The season of messiness is upon us; it’s fresher’s week. For those of you who have only recently popped your Lower Common Room cherry, we here at Venue would like to give you a helping hand with what to wear for campus’ most banging night out. Even if you borrow your moves from the Puppet Man you’ll be getting luckier than a UEA rabbit: welcome to Norwich, y’all.

LCR

Photo: Union of UEA Students

Any evening spent at an LCR club night is pretty much guaranteed to be a good’un, as long as you lower all of your expectations and then lower them some more. The LCR is rad. It’s also effing disgusting. Bear this in mind; anything worth more than about twenty quid is probably best left at home. People will bump into you and spill their snakebite all over you, idiots in still damp body paint will rub up against you and for the love of God, DO NOT wear white. By the end of the night, the floor will become more treacherous than Chancellor’s Drive after a sharp frost.

Ladies, use your discretion – heels require night-long commitment. You really can’t go barefoot in that mess, plus there’s often an unholy amount of broken glass. Any event that’s held in the same room as a monthly blood donor’s meeting is going to be an inherently casual affair so you may want to save the party dresses for a place you can buy an actual cocktail. Three VKs in a pint glass isn’t a cocktail.

Fellas, you think you’ve got it so easy when it comes to nights out, don’t you?

Quick shower, clean shirt, quick spray of something or other (remember: no spray, no lay).
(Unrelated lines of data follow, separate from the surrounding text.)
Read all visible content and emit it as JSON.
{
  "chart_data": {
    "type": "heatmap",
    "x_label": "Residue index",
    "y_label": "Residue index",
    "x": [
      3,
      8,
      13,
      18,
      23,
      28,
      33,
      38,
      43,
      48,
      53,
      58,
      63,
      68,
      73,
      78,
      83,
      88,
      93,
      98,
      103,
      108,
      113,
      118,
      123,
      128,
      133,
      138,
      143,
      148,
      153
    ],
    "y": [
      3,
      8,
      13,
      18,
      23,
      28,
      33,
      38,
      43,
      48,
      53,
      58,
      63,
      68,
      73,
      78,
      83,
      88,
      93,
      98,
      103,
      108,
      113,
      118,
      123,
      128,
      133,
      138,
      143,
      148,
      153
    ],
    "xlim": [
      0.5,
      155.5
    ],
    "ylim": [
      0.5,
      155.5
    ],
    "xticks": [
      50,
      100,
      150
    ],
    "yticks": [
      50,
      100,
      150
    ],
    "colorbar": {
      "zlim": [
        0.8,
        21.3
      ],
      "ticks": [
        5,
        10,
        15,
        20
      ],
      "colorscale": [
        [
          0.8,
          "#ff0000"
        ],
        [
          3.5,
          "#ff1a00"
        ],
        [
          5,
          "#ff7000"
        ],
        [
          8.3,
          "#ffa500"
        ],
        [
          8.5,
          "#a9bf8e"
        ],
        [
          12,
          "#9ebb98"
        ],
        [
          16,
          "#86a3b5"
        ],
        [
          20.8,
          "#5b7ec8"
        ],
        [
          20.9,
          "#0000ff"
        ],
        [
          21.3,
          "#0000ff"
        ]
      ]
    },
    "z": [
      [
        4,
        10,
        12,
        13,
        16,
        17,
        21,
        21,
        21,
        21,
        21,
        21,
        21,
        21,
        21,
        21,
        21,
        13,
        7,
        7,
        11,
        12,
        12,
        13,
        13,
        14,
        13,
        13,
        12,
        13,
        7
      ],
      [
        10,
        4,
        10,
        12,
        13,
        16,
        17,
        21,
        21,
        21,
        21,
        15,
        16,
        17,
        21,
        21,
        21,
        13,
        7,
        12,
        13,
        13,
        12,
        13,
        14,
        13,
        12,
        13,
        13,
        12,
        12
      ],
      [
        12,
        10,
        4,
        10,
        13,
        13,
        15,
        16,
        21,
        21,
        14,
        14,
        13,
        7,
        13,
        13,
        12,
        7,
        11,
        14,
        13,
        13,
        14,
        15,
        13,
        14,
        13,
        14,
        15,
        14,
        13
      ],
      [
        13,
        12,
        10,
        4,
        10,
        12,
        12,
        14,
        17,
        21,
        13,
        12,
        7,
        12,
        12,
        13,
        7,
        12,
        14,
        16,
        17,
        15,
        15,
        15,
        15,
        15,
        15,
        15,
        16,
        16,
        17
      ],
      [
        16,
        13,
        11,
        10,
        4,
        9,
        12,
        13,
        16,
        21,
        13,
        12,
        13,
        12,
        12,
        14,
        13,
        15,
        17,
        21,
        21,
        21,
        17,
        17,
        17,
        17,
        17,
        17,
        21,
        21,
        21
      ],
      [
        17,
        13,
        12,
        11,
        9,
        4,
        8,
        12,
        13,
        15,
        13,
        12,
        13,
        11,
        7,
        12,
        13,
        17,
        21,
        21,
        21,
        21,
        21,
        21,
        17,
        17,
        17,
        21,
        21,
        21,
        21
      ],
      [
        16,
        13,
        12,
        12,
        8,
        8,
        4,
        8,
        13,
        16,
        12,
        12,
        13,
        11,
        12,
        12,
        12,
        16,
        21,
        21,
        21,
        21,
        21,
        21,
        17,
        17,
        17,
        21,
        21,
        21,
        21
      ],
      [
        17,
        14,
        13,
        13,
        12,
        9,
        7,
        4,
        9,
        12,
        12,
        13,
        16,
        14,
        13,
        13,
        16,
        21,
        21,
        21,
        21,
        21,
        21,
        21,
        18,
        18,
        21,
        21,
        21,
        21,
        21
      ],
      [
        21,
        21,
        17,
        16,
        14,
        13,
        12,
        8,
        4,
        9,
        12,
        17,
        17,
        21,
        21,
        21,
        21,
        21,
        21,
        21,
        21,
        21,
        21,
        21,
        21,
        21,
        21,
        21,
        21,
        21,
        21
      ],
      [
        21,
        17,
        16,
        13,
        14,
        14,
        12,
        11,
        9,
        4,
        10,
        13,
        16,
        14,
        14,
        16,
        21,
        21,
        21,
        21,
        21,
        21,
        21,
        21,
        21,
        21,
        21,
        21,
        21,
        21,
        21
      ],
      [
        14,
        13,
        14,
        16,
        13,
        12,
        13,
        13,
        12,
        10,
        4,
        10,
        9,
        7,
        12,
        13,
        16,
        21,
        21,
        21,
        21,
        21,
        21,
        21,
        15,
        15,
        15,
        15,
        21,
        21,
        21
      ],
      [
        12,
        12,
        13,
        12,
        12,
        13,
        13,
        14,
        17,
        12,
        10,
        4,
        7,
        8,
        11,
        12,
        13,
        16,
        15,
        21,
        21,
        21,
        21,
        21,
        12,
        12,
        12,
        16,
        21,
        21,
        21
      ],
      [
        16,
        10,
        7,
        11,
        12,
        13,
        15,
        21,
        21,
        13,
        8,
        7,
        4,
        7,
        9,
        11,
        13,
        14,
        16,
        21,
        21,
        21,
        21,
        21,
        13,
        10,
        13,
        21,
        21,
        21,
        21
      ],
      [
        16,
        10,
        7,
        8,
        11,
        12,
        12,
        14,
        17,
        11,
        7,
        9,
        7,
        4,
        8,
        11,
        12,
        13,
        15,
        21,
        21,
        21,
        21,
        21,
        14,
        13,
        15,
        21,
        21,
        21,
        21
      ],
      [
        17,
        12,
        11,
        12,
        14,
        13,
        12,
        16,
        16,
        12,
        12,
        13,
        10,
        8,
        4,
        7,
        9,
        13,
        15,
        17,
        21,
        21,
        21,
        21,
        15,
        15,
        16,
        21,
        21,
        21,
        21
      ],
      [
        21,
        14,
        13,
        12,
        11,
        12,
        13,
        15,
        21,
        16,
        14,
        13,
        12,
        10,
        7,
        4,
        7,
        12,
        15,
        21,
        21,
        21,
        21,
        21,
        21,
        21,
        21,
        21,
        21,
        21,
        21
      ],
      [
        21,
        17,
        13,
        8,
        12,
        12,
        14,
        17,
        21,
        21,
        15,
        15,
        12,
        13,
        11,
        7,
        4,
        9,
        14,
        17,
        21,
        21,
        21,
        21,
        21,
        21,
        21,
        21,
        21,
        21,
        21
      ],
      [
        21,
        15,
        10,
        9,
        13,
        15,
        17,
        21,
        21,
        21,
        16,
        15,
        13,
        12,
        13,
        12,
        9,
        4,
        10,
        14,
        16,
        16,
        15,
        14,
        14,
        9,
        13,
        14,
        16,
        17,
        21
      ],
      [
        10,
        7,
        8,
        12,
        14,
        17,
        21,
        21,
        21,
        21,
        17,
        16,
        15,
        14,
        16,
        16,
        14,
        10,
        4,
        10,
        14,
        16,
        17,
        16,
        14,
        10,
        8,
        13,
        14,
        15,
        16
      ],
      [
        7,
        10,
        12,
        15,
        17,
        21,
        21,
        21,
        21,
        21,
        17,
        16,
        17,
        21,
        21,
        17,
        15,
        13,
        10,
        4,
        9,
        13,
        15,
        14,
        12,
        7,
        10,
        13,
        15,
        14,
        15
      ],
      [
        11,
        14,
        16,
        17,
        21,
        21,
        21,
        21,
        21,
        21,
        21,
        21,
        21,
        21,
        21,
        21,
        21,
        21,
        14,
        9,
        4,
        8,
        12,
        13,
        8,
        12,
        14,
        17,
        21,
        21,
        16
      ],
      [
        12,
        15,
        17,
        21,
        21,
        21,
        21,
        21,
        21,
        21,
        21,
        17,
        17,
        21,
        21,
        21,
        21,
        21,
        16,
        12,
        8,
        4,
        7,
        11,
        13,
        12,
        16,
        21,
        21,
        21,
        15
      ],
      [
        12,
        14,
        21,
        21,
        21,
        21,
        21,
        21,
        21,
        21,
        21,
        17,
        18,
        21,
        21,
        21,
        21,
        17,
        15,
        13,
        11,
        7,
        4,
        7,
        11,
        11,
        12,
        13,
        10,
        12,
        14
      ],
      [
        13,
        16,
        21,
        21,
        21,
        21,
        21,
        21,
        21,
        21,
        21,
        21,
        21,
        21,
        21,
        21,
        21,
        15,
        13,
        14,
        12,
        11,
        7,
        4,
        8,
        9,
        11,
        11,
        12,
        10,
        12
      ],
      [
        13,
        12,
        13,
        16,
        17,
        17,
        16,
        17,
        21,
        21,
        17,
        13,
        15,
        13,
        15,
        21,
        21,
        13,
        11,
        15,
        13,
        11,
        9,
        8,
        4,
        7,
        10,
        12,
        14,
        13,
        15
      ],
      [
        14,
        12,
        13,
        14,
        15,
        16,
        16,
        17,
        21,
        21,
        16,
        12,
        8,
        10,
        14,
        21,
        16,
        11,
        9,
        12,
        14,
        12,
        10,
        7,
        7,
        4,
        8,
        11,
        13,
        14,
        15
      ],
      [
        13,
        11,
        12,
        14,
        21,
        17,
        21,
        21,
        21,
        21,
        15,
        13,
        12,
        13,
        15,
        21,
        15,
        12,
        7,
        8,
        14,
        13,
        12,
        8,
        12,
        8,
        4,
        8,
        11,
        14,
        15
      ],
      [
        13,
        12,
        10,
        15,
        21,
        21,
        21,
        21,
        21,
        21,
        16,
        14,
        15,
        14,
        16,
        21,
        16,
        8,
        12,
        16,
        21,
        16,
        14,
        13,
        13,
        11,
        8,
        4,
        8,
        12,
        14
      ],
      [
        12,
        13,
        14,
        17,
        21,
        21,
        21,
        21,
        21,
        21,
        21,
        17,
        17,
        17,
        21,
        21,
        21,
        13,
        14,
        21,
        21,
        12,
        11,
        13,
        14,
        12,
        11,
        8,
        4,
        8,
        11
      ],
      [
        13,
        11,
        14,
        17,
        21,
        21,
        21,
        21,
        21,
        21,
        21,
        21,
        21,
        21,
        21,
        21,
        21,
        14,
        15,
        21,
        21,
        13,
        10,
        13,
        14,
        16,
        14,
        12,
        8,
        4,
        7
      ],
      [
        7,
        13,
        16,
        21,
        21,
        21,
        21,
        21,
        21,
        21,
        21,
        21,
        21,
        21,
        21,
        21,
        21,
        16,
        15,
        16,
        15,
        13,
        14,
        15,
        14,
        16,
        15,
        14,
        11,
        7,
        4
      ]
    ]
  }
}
Ha ha, think again. It will take you an unreal amount of effort to find a shirt not worn by at least twenty-five other guys. You may not be particularly bothered, but unless you’re very tall, it will be an absolute ‘mare for your friends to try and find you. Just be a little bit considerate and try to avoid a checked shirt and chinos; if you get lost in the Hive forever, it’ll be entirely your own fault.

A few words on fancy dress: make some damn effort. Unless you’re Gretchen Weiner or Regina George, underwear and animal ears just won’t cut it. Not in a prudish or judgemental way; lazy is just lame. Hogwarts LCR: go for Voldemort. Bald cap, white facepaint, and tape your nose up or something. Why not try being a PE teacher for the School Daze LCR, instead of the generic naughty-but-nerdy schoolgirl.

Although last minute fancy dress supplies can be bought at the box office, you’ll save a lot more money if you shop around, try Poundland or the market.

Basically, just dress up (cheaply) and get down (disgracefully).